If the Data Integration Service runs on UNIX and is configured to run jobs in separate local or remote processes, verify that the host file on each node with the compute role contains a localhost entry. Otherwise, jobs that run in separate processes fail.
|
Maximum On-Demand Execution Pool Size
| Maximum number of on-demand jobs that can run concurrently. Jobs include data previews, profiling jobs, REST and SQL queries, web service requests, and mappings run from the Developer tool. All jobs that the Data Integration Service receives contribute to the on-demand pool size. The Data Integration Service immediately runs on-demand jobs if enough resources are available. Otherwise, the Data Integration Service rejects the job. Default is 10.
The maximum on-demand pool size depends on the maximum number of concurrent jobs that a Developer tool client can run on a Data Integration Service. The maximum number of concurrent jobs that a Developer tool client can run is 10.
|
Maximum Native Batch Execution Pool Size
| Maximum number of deployed jobs that can run concurrently in the native environment. The Data Integration Service moves native mapping jobs from the queue to the native job pool when enough resources are available. Default is 10.
|
Maximum Hadoop Batch Execution Pool Size
| Maximum number of deployed jobs that can run concurrently in the Hadoop environment. The Data Integration Service moves Hadoop jobs from the queue to the Hadoop job pool when enough resources are available. Default is 100.
|
Maximum Memory Size
| Maximum amount of memory, in bytes, that the Data Integration Service can allocate for running all requests concurrently when the service runs jobs in the Data Integration Service process. When the Data Integration Service runs jobs in separate local or remote processes, the service ignores this value. If you do not want to limit the amount of memory the Data Integration Service can allocate, set this property to 0.
If the value is greater than 0, the Data Integration Service uses the property to calculate the maximum total memory allowed for running all requests concurrently. The Data Integration Service calculates the maximum total memory as follows:
Maximum Memory Size + Maximum Heap Size + memory required for loading program components
Default is 0.
If you run profiles or data quality mappings, set this property to 0.
|
Maximum Parallelism
| Maximum number of parallel threads that process a single mapping pipeline stage.
When you set the value greater than 1, the Data Integration Service enables partitioning for mappings, column profiling, and data domain discovery. The service dynamically scales the number of partitions for a mapping pipeline at run time. Increase the value based on the number of CPUs available on the nodes where jobs run.

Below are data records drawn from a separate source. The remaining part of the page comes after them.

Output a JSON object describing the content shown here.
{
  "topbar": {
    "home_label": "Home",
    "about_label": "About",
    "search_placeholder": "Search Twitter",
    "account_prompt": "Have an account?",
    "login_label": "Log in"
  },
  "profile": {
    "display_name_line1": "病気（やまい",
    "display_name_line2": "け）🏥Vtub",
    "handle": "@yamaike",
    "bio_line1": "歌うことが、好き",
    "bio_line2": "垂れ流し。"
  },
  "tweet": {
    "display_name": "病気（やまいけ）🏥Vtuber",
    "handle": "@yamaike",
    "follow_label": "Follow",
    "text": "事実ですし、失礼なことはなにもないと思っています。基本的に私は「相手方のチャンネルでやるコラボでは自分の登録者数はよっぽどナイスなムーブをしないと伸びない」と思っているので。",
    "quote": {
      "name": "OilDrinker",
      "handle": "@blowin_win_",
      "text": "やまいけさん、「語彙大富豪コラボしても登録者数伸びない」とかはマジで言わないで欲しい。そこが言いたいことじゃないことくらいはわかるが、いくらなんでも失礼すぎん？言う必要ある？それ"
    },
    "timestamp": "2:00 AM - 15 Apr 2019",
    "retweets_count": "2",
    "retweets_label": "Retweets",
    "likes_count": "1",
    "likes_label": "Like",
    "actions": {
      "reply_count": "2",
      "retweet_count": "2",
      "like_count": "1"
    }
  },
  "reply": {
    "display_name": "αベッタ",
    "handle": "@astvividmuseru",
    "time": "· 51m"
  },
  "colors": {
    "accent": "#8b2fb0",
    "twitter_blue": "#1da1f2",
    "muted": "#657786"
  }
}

In the Developer tool, developers can change the maximum parallelism value for each mapping. When maximum parallelism is set for both the Data Integration Service and the mapping, the Data Integration Service uses the minimum value when it runs the mapping.
You cannot change the maximum parallelism value for each profile. When the Data Integration Service converts a profile job into one or more mappings, the mappings always use Auto for the mapping maximum parallelism.
You do not have to set maximum parallelism for the Data Integration Service to use multiple partitions in the Hadoop environment.
Default is 1. Maximum is 64.
|
Hadoop Kerberos Service Principal Name
| Service Principal Name (SPN) of the Data Integration Service to connect to a Hadoop cluster that uses Kerberos authentication.
Not required when you run the MapR Hadoop distribution. Required for other Hadoop distributions.
|
Hadoop Kerberos Keytab
| The file path to the Kerberos keytab file on the machine on which the Data Integration Service runs.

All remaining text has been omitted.